Since the source is very large and the backing storage is relatively slow, backups must always be able to make some forward progress and achieve some useful progress, without needing to read the whole source or destination.

Given time to read and write (say) 100MB of source and destination, approximately 100MB of user data should be stably stored in the archive.

It's very possible that the size of the source relative to the IO bandwidth of the destination means writing all the new data will take hours. This can most easily happen on the first backup, but also on incremental backups.

In that case the backup may be interrupted - by the user interrupting it, machine going to sleep, or losing connectivity, or rebooting.

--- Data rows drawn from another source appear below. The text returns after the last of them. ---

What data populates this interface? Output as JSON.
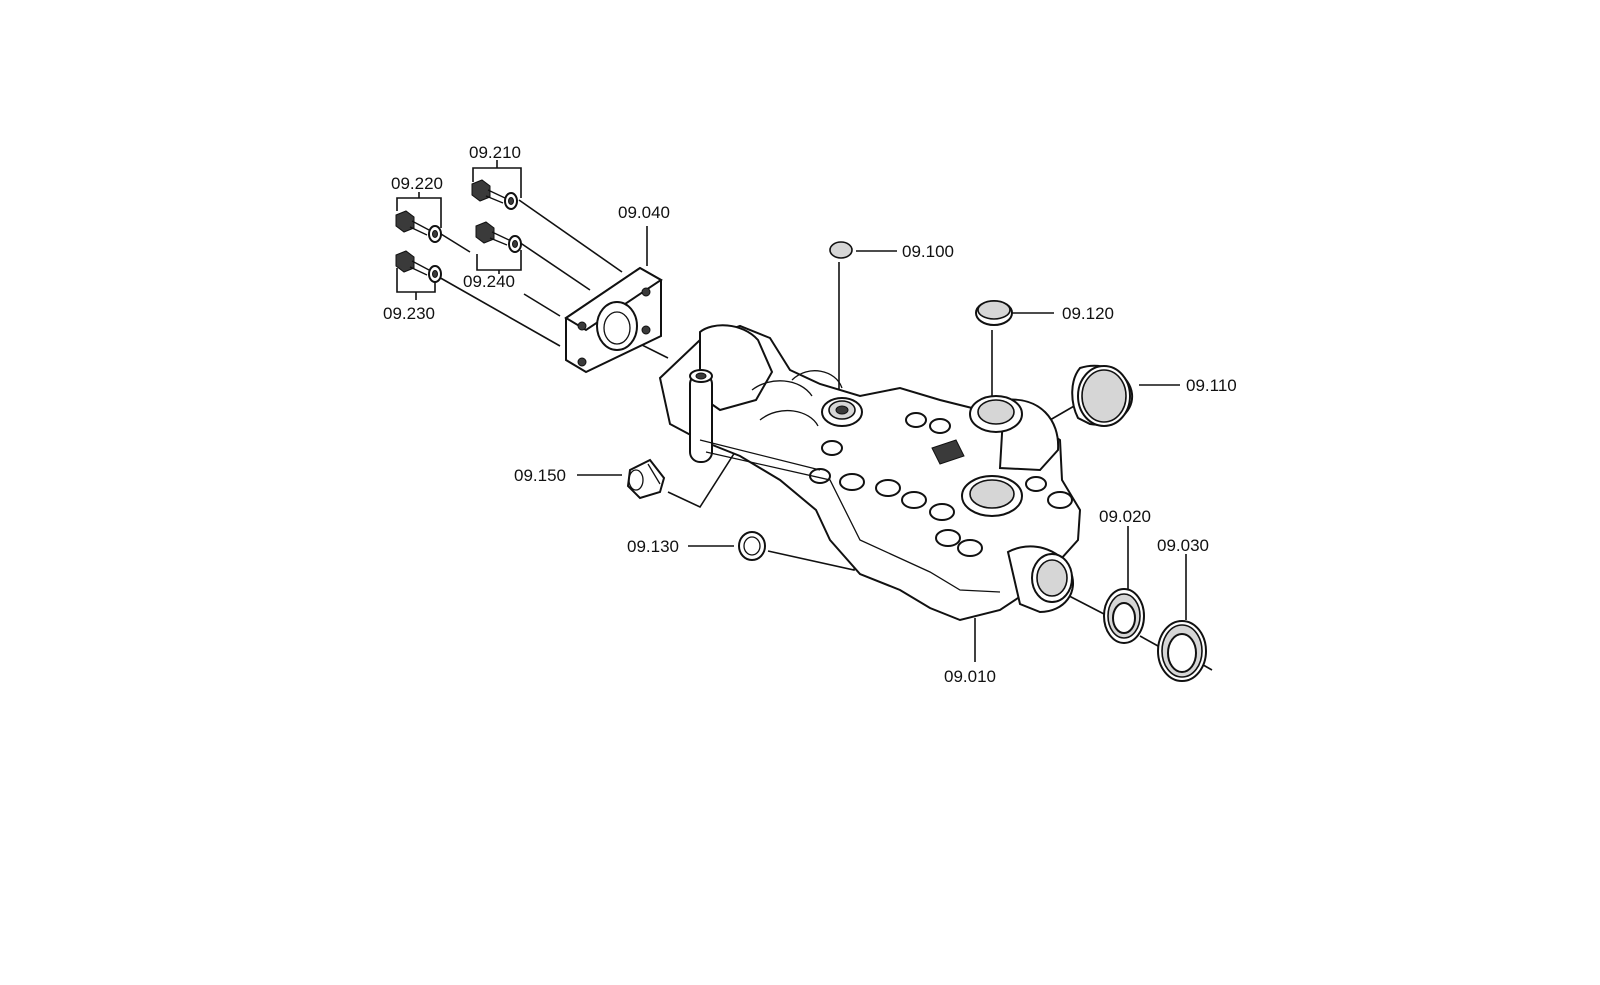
{
  "diagram": {
    "labels": [
      {
        "id": "09.210",
        "text": "09.210"
      },
      {
        "id": "09.220",
        "text": "09.220"
      },
      {
        "id": "09.040",
        "text": "09.040"
      },
      {
        "id": "09.240",
        "text": "09.240"
      },
      {
        "id": "09.230",
        "text": "09.230"
      },
      {
        "id": "09.100",
        "text": "09.100"
      },
      {
        "id": "09.120",
        "text": "09.120"
      },
      {
        "id": "09.110",
        "text": "09.110"
      },
      {
        "id": "09.150",
        "text": "09.150"
      },
      {
        "id": "09.130",
        "text": "09.130"
      },
      {
        "id": "09.020",
        "text": "09.020"
      },
      {
        "id": "09.030",
        "text": "09.030"
      },
      {
        "id": "09.010",
        "text": "09.010"
      }
    ]
  }
}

After an interrupted backup, two properties should hold:

  • Files that were already stored should be retrievable.

  • When the program starts again, it should not repeat work that was already done, but rather start storing files that weren't already stored.

This excludes a few design options taken by other programs:

  • An up-front walk or index of the whole tree is undesirable because time is passing with nothing being copied. In the worst situation the program will be interrupted before actually storing anything.

  • Writing a snapshot or index of the backup only after all files have been stored, without which they cannot be read.

  • Reading the entire content of all files from the start of the tree, every time the backup starts.

Remembering a save-point on the source machine seems more dangerous than looking in the archive to see what's been stored.

Validation

Test restores of the whole tree take a long time and users don't do them that often.

Conserve will provide and encourage reasonably-fast internal consistency (validation) checks of the backup that don't require reading all data back (which may be too slow to do regularly).

Also, possibly-slow verification checks that actually do compare the backup to the source directory, to catch corruption or Conserve bugs. These can flag false-positive if there have been intended changes to the source directory after the backup, so the results need to be understandable.

Hands-off

Conserve will let you set up cron jobs to do daily backups, verification, and retrenchment, and it should then run hands off and entirely unattended. (Users should also do a black-box restore test, which should never fail.)

UI

Conserve will have a human oriented text UI, and a machine UI that can be used to implement out-of-process UIs for the web or a GUI.